There’s a reasonable argument that this is fine for boilerplate: CRUD endpoints, serialization code, standard middleware setup. That code was never the repository of deep understanding anyway. The problem is that AI assistance doesn’t cleanly stay in the boilerplate lane. It bleeds into business logic, into state management, into the subtle conditional branches that encode actual product decisions.

When those pieces are AI-generated and locally validated rather than deliberately authored, you end up with a codebase that works but isn’t understood. Tests pass. The system runs. But the team’s ability to reason about the system under novel conditions, exactly the ability you need during incidents, degrades.

This connects to something broader about how AI tools change the nature of engineering work. The engineer who writes less code is often worth more precisely because understanding, not output, is the hard part. AI copilots increase output dramatically. The question is what they do to understanding.

What We Can Learn

The fintech team’s response is instructive. They didn’t ban Copilot. They introduced what they called “comprehension reviews,” a layer added to their code review process where the author had to explain, in plain language, the intent and mechanism of any AI-assisted code touching core services. Not the syntax. The reasoning. Why does this branch exist? What invariant does this function protect? What happens when this condition is false?

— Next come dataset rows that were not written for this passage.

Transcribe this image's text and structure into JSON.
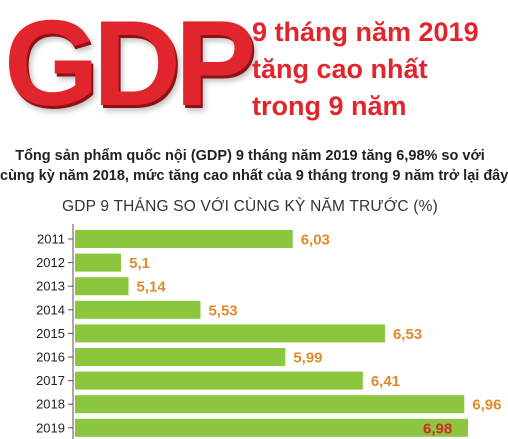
{
  "logo_text": "GDP",
  "headline": [
    "9 tháng năm 2019",
    "tăng cao nhất",
    "trong 9 năm"
  ],
  "summary": [
    "Tổng sản phẩm quốc nội (GDP) 9 tháng năm 2019 tăng 6,98% so với",
    "cùng kỳ năm 2018, mức tăng cao nhất của 9 tháng trong 9 năm trở lại đây"
  ],
  "colors": {
    "brand_red": "#e0262c",
    "bar_green": "#8cc63f",
    "value_orange": "#e08a2e",
    "highlight_red": "#d7282f"
  },
  "chart_data": {
    "type": "bar",
    "orientation": "horizontal",
    "title": "GDP 9 THÁNG SO VỚI CÙNG KỲ NĂM TRƯỚC (%)",
    "xlabel": "",
    "ylabel": "",
    "categories": [
      "2011",
      "2012",
      "2013",
      "2014",
      "2015",
      "2016",
      "2017",
      "2018",
      "2019"
    ],
    "values": [
      6.03,
      5.1,
      5.14,
      5.53,
      6.53,
      5.99,
      6.41,
      6.96,
      6.98
    ],
    "value_labels": [
      "6,03",
      "5,1",
      "5,14",
      "5,53",
      "6,53",
      "5,99",
      "6,41",
      "6,96",
      "6,98"
    ],
    "highlight_index": 8,
    "xlim": [
      4.85,
      6.98
    ],
    "grid": false,
    "legend": "none"
  }
}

This sounds like overhead. It is overhead. But it’s overhead that forces engineers to rebuild the mental models that AI assistance short-circuits. The engineers who couldn’t answer the comprehension questions had to go find out, which is exactly the learning that the accept-and-move-on workflow had been skipping.

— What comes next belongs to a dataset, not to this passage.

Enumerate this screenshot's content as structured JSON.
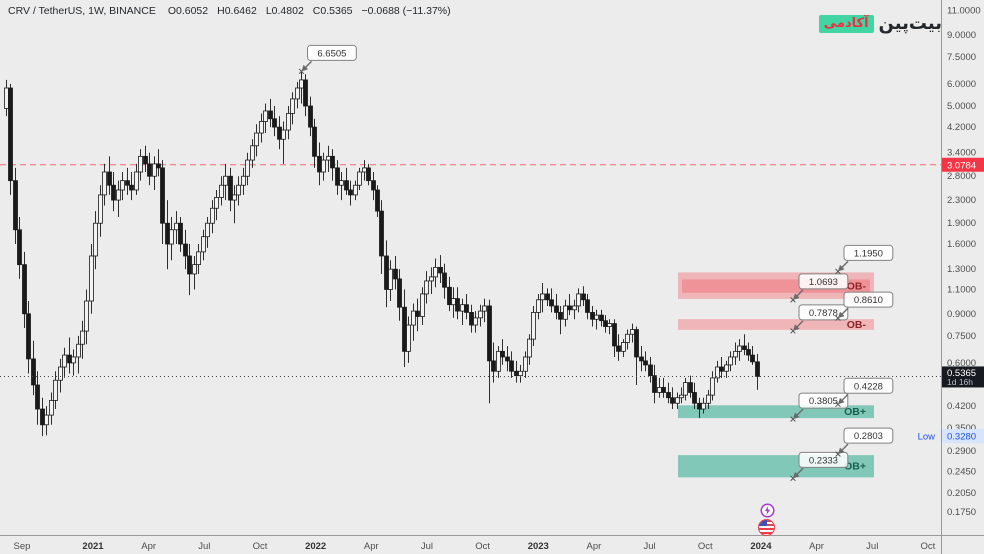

They also started maintaining what they called “understanding documents” for critical services: not architecture diagrams (those go stale), but narrative explanations of the core decisions and data flows, written by whoever last understood the system, updated whenever that understanding changed significantly. Think of it as a README that a new team member could use to build a mental model before reading a single line of code.

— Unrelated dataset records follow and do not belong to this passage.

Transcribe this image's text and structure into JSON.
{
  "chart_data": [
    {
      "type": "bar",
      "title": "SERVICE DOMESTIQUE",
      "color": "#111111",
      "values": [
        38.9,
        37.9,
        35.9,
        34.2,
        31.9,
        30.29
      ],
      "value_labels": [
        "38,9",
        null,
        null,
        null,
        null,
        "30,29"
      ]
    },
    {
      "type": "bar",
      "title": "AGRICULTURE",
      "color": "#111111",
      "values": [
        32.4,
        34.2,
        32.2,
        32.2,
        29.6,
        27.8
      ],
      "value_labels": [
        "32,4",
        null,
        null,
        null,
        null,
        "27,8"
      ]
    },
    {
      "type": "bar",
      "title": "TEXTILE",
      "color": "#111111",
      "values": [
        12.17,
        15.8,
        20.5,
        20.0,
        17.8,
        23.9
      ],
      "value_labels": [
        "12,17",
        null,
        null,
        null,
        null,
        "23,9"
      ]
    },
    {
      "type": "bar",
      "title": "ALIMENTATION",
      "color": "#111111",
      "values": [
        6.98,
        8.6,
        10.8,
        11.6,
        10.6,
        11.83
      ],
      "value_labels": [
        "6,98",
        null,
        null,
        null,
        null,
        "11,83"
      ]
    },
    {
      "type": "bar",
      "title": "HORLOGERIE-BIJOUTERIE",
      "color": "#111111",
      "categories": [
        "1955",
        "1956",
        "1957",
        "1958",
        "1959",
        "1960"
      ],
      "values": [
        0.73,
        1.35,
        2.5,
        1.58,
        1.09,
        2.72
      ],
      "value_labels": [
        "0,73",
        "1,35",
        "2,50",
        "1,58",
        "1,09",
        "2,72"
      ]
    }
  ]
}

A few practical things that generalize from their experience:

Treat AI assistance differently for different code surfaces. Generated boilerplate in a route handler is low risk. Generated logic in a financial calculation or a state machine is high risk. Your review process should reflect this asymmetry.

Slow down on business logic. When Copilot suggests something in the core domain of your product, the right move is usually to read it, throw it away, and write it yourself. Use the suggestion as a reference, not a draft. The understanding you build by authoring is worth more than the minutes you save.

Make understanding a first-class artifact. Tests verify behavior. Documentation describes behavior. Neither of these is the same as a human being able to reason about behavior under novel conditions. Invest in that explicitly, not as documentation theater but as actual knowledge transfer and retention.

The fintech team is doing fine now. Their reconciliation service has been substantially refactored by engineers who actually understand it. The process was painful and took about two months of careful work. They estimate they’ll do it again in a couple of years if they’re not deliberate about it.

The AI copilots are getting better, and that’s real. But a tool that can generate code faster than you can comprehend it isn’t purely a productivity multiplier. It’s also a comprehension risk. The teams that will do best with these tools are the ones that recognize the difference between shipping code and owning it.